Ghana is on the right track towards improving conditions in its prisons, Amnesty International Ghana has observed.

It said since 2011, the government had consistently worked towards addressing the living conditions of prisoners in the country. “This is commendable even though there is still a lot to be done,” the Director of Amnesty International Ghana, Mr Lawrence K. Amesu, said in an interview with the Daily Graphic.

He said for instance that the Ankaful prison had been completed and some prisoners had been transferred from the Nsawam Medium Security Prison to that place, thereby decongesting the Maximum Security Prison.

Mr Amesu commended the decision by the government to increase the daily feeding fee of prison inmates from GHc0.60 to GHc1.80 per inmate, saying that needed to be commended though still inadequate, considering the cost of living in the country presently.

“Also, the President, on July 1, 2013, as part of the country’s Republic Day celebration, granted amnesty to 670 prisoners, and for us, this demonstrated the President’s willingness to address concerns in our prisons,” he said.

He was particularly happy that Ghana had opened its doors to the UN Rapporteur General to visit prisons in the country and the government’s readiness to address the recommendations that followed the visit.

“We think the government should be commended, in the first place for allowing the Rapporteur General to come here to visit our prisons and secondly for agreeing to look into the recommendations coming out from the visit,” he said.

Touching on Alternative Dispute Resolution (ADR), Mr Amesu said it was the main answer to the overcrowding in the country’s prisons.

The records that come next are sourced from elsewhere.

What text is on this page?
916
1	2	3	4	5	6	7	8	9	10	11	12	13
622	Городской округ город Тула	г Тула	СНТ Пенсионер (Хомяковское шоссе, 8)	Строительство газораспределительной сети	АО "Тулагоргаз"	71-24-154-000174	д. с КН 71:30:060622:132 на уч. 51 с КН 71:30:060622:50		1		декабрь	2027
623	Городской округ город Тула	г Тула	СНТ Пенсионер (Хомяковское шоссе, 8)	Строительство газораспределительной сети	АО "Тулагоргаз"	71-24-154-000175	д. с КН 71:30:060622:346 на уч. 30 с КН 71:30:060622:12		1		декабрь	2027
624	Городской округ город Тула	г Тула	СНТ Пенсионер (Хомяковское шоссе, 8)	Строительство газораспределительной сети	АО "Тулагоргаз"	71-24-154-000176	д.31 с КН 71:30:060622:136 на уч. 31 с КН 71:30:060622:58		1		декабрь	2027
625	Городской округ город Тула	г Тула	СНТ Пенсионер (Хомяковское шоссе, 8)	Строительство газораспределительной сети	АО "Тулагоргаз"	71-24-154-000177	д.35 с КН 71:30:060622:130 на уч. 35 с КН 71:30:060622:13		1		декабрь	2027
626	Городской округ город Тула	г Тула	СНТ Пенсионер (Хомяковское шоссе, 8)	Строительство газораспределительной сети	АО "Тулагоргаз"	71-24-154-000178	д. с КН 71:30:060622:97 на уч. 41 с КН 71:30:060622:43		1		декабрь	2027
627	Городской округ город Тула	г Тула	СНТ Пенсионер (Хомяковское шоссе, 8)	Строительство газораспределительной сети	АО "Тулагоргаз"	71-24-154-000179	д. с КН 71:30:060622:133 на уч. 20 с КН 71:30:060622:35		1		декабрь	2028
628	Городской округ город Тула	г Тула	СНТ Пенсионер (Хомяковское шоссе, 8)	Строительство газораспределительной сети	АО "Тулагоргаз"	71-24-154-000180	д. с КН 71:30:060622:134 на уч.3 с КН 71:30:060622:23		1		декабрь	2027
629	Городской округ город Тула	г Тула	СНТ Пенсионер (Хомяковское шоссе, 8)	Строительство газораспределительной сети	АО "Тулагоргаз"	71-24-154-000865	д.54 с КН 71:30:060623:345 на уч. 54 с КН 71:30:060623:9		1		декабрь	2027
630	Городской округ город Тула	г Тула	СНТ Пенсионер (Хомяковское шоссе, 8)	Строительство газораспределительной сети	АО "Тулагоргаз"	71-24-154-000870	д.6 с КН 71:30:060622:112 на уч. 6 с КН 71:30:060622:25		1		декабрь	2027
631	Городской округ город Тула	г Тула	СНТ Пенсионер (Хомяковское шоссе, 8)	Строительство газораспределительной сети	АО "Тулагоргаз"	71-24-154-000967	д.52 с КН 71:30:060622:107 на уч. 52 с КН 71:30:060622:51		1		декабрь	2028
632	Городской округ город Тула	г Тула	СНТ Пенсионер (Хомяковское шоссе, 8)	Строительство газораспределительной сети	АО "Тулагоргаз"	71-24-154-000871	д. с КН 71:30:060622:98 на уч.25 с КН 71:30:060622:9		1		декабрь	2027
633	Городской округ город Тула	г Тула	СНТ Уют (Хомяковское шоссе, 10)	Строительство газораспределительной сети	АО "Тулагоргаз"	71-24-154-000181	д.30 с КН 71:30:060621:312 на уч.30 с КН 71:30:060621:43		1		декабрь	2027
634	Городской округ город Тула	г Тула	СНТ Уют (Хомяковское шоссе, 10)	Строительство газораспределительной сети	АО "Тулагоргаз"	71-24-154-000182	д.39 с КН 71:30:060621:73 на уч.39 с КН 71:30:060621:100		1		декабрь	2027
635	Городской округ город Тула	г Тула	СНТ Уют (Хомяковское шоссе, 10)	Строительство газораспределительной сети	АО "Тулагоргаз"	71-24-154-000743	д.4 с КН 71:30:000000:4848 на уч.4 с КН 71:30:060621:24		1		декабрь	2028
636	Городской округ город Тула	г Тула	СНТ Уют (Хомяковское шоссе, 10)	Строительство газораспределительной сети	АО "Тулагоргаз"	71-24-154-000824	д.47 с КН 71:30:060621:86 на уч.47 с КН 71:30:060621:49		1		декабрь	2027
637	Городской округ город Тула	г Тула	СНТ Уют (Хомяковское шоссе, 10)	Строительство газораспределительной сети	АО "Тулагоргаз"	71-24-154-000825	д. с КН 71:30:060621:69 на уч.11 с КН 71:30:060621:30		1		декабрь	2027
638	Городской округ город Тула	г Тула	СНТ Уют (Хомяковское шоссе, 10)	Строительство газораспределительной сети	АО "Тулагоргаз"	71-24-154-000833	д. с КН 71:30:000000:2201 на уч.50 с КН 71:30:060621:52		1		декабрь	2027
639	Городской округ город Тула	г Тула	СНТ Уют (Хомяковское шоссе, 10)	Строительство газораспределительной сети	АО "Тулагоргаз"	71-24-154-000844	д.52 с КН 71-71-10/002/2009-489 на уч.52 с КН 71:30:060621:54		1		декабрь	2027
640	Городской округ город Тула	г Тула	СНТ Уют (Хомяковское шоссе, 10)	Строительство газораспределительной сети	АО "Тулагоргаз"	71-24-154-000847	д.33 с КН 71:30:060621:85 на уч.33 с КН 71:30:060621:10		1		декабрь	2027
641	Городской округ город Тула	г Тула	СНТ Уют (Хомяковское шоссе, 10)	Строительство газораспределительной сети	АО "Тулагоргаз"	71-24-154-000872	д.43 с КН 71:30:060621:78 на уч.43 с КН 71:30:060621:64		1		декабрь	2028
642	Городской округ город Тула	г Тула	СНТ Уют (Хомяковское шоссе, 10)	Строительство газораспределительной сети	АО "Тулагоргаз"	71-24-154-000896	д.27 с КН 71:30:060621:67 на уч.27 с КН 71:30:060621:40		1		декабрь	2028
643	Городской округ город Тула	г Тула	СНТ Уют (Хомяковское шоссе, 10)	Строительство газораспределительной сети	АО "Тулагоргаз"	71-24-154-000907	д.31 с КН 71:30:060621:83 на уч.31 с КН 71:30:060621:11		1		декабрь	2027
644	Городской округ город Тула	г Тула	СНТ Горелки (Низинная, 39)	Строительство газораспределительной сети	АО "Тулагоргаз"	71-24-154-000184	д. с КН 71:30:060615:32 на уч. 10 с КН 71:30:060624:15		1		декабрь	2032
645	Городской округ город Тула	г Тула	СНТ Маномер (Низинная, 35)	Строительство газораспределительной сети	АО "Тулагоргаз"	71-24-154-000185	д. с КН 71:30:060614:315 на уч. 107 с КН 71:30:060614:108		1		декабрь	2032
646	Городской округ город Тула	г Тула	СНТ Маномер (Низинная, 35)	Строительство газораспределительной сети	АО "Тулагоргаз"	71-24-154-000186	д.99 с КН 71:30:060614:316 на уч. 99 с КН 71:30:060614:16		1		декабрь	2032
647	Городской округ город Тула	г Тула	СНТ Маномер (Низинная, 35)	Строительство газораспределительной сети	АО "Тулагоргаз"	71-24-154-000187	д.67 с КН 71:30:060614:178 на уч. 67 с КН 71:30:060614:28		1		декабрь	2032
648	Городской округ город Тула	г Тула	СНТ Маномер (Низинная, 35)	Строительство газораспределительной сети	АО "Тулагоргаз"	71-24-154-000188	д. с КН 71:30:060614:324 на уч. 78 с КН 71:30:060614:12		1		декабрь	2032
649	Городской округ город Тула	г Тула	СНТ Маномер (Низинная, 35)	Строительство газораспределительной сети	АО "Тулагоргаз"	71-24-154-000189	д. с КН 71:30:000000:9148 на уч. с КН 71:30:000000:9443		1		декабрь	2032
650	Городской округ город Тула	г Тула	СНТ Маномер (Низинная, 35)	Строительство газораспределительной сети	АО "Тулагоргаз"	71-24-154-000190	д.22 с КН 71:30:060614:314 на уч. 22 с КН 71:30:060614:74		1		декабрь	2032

He said Ghanaians should not always rush to the law court, contending that some cases could be addressed through the ADR instead of the law court, which did not promote reconciliation.

Mr Amesu said, currently, there were a number of people on remand, awaiting trial, some of whom had been in such a situation for over six years and pointed out that the situation increased up the number of inmates.

Some of the cases, he said, could have been easily resolved through the ADR.

The Justice For All programme is an initiative under which the justices visit prisons to examine cases of remanded prisoners during which some of them are discharged to go home.

Mr Amesu was of the view that the situation in the prisons demanded that the Justice for All Programme should be encouraged and intensified to cover all prisons in the country.

He was not happy that such a laudable programme was concentrated only in the cities and said he was looking forward to seeing it expanded to all parts of the country.

On the Death sentence, Mr Amesu said Amnesty International Ghana had been campaigning to get it expunged.

He said it was commendable that for over 20 years now, nobody had been executed in Ghana, but the mere fact that it was still in the statute books of the country remained a concern.

Mr Amesu recalled that the removal of the death penalty from the statutes was part of the recommendations of the Constitutional Review Committee, and was hopeful that with the steps being taken, including the setting up of the implementation committee, it would be eventually expunged.